Kaçına kayıtlıyızdır?
Kaçı hafızamızda kalır?
Öldürene nefret bile duyamadan bir başka sevgilinin ölüm haberi düşer belleklerimize… Hangisine daha fazla öfke kusacağımızı kestiremeyiz bazen. Hepsine birden lanet yağdırır, öfkeleniriz.
Haykırmak isteriz o an tüm kuvvetimizle.
“Kimse öldürmesin sevgiliyi…”
Ve pişmanlıklar gelir ardı sıra.
Ne tuhaf değil mi?
Öldürüyoruz sevdiklerimizi ve sevgiliyi.
Sevgiyle öldürüyoruz. Sevginin içerisinde boğuyoruz, nefes almalarını, ferahlamalarını istemeden.
Kurallar koyuyoruz kendimizin belirlediği. Bir kalıp gibi kurallar. Bu kalıplaşmış kurallara hapsediyoruz onları. Bu kalıplaşmış kurallarda yaşamalarını istiyoruz pervasızca.
Tıpkı bir labirentin içerisine girmek gibi. Başını ve sonunu sadece bizim bildiğimiz labirentte dönüp durmalarını istiyoruz. Çizgiler çiziyoruz. Buradan buraya kadar diyoruz. Ötesine geçemezsin, gidemezsin, sakın ha diyoruz…

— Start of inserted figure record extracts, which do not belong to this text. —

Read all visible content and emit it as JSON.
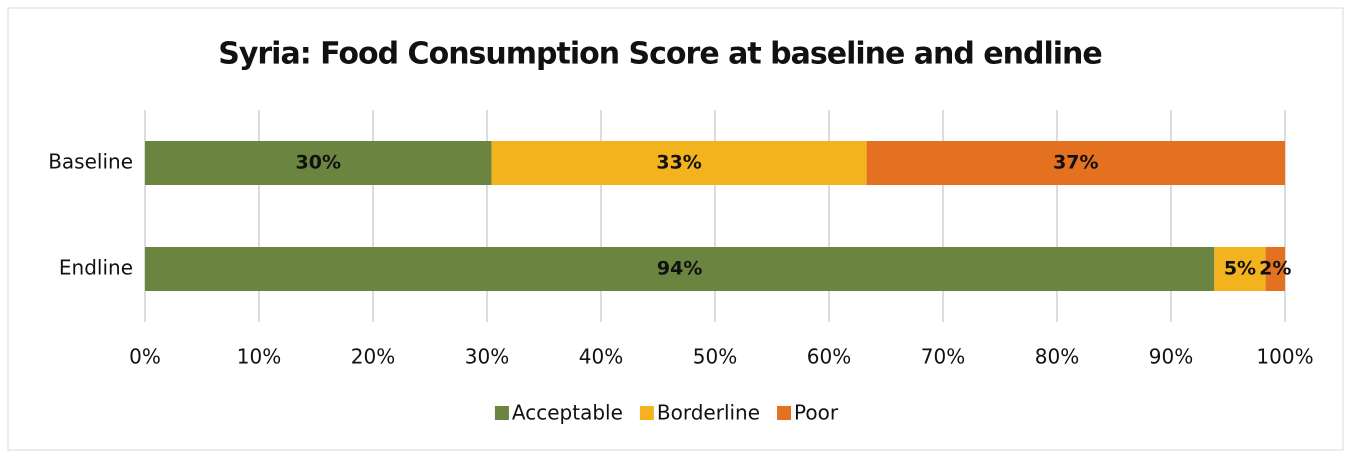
{
  "chart_data": {
    "type": "bar",
    "orientation": "horizontal",
    "stacked": true,
    "title": "Syria: Food Consumption Score at baseline and endline",
    "categories": [
      "Baseline",
      "Endline"
    ],
    "series": [
      {
        "name": "Acceptable",
        "color": "#6b843f",
        "values": [
          30.4,
          93.8
        ],
        "value_labels": [
          "30%",
          "94%"
        ]
      },
      {
        "name": "Borderline",
        "color": "#f2b31f",
        "values": [
          32.9,
          4.5
        ],
        "value_labels": [
          "33%",
          "5%"
        ]
      },
      {
        "name": "Poor",
        "color": "#e3711f",
        "values": [
          36.7,
          1.7
        ],
        "value_labels": [
          "37%",
          "2%"
        ]
      }
    ],
    "xlim": [
      0,
      100
    ],
    "xticks": [
      {
        "value": 0,
        "label": "0%"
      },
      {
        "value": 10,
        "label": "10%"
      },
      {
        "value": 20,
        "label": "20%"
      },
      {
        "value": 30,
        "label": "30%"
      },
      {
        "value": 40,
        "label": "40%"
      },
      {
        "value": 50,
        "label": "50%"
      },
      {
        "value": 60,
        "label": "60%"
      },
      {
        "value": 70,
        "label": "70%"
      },
      {
        "value": 80,
        "label": "80%"
      },
      {
        "value": 90,
        "label": "90%"
      },
      {
        "value": 100,
        "label": "100%"
      }
    ],
    "grid": true,
    "legend": "bottom"
  }
}
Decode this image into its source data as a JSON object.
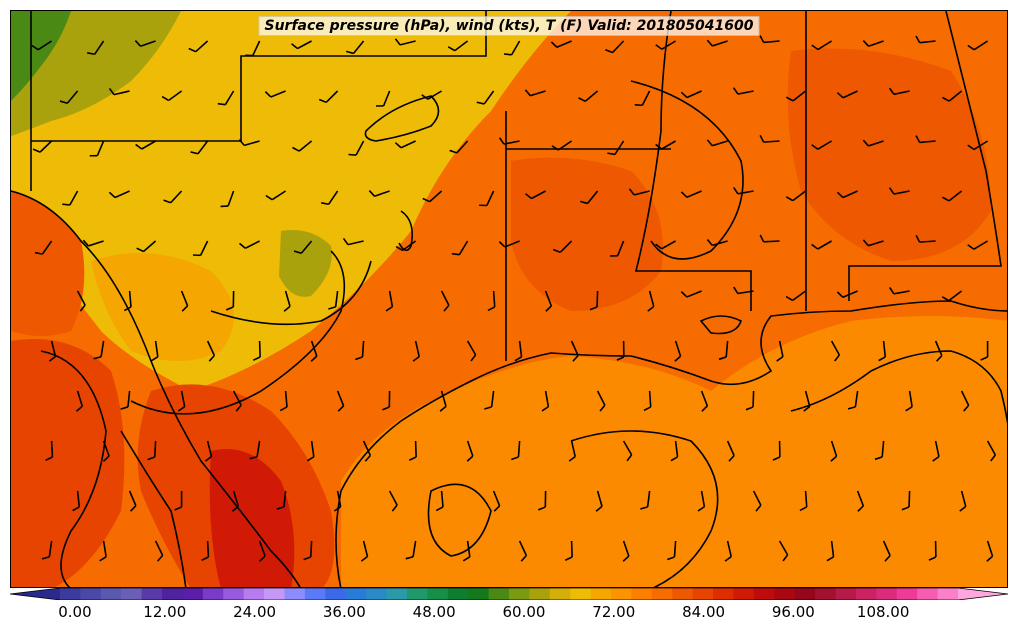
{
  "title": "Surface pressure (hPa), wind (kts), T (F) Valid: 201805041600",
  "colorbar": {
    "ticks": [
      "0.00",
      "12.00",
      "24.00",
      "36.00",
      "48.00",
      "60.00",
      "72.00",
      "84.00",
      "96.00",
      "108.00"
    ],
    "tick_values": [
      0,
      12,
      24,
      36,
      48,
      60,
      72,
      84,
      96,
      108
    ],
    "min": -2,
    "max": 118,
    "colors": [
      "#2a2a8c",
      "#3b3b9e",
      "#4a48a8",
      "#5b58b2",
      "#6a5fb6",
      "#5a3aa8",
      "#4f22a0",
      "#5a1ea8",
      "#7a3cc8",
      "#9a5ae0",
      "#b87cf0",
      "#c598f8",
      "#8c8cff",
      "#5a7af8",
      "#3a6ae8",
      "#2a7ad8",
      "#2a8ac8",
      "#2a9aa8",
      "#1e9a6a",
      "#169048",
      "#0e7e2e",
      "#127a1a",
      "#4a8a14",
      "#7a9a10",
      "#aaa20c",
      "#d4ae0a",
      "#eebc06",
      "#f6a600",
      "#fb9400",
      "#fb8000",
      "#f66c00",
      "#ee5800",
      "#e64400",
      "#dc2e00",
      "#d01a06",
      "#be0c0c",
      "#aa0810",
      "#96061a",
      "#a2122e",
      "#b61a48",
      "#ca2262",
      "#dc2a7c",
      "#ec3c98",
      "#f65cb2",
      "#fb80c8",
      "#ffa6dc"
    ]
  }
}
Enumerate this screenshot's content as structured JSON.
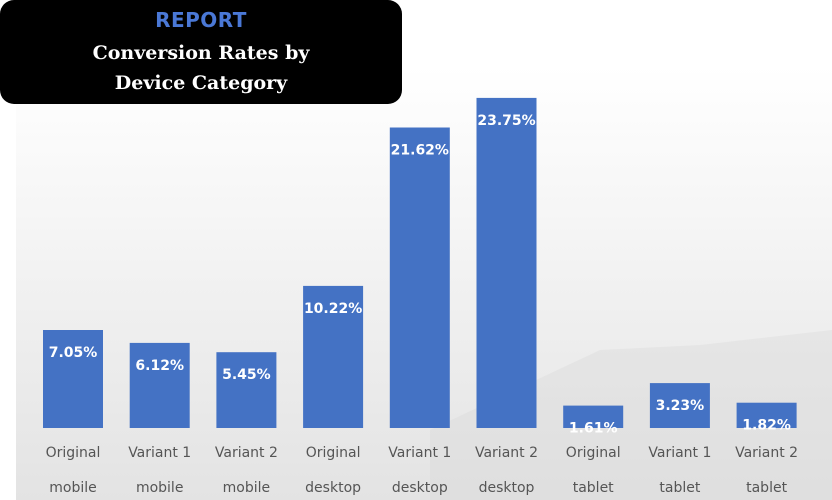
{
  "header": {
    "tag": "REPORT",
    "title_line1": "Conversion Rates by",
    "title_line2": "Device Category"
  },
  "chart_data": {
    "type": "bar",
    "title": "Conversion Rates by Device Category",
    "categories": [
      [
        "Original",
        "mobile"
      ],
      [
        "Variant 1",
        "mobile"
      ],
      [
        "Variant 2",
        "mobile"
      ],
      [
        "Original",
        "desktop"
      ],
      [
        "Variant 1",
        "desktop"
      ],
      [
        "Variant 2",
        "desktop"
      ],
      [
        "Original",
        "tablet"
      ],
      [
        "Variant 1",
        "tablet"
      ],
      [
        "Variant 2",
        "tablet"
      ]
    ],
    "values": [
      7.05,
      6.12,
      5.45,
      10.22,
      21.62,
      23.75,
      1.61,
      3.23,
      1.82
    ],
    "data_labels": [
      "7.05%",
      "6.12%",
      "5.45%",
      "10.22%",
      "21.62%",
      "23.75%",
      "1.61%",
      "3.23%",
      "1.82%"
    ],
    "unit": "%",
    "bar_color": "#4472c4",
    "grid": false,
    "legend": "none"
  }
}
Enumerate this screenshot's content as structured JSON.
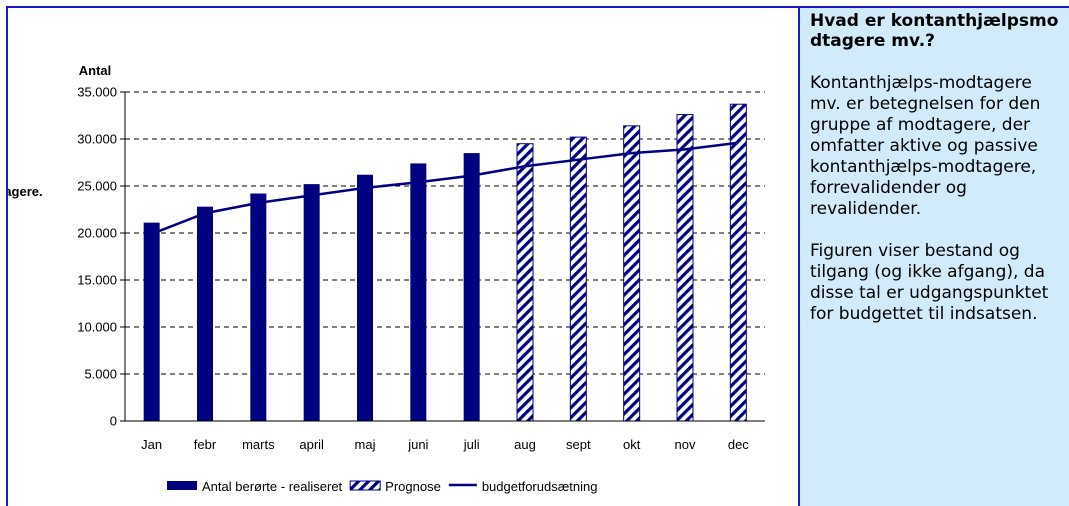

Ne kadar acımasız ve bencil olduğumuzun farkına bile varamıyoruz. Benlik denilen o canavarlaşmış olgu gözlerimizi, duygularımızı, hislerimizi körleştirmiştir.
Öldürüyoruz sevdiğimizi. Biz istediğimiz için ölüyorlar. Biz istediğimiz için öldürüyoruz. Kendi düşünce dünyamızda ne istediğine ne arzuladığına bakmadan bir silah gibi kullandığımız ön yargılarımızla yargılayıp kendimize mahkum ederek öldürüyoruz sevgiliyi…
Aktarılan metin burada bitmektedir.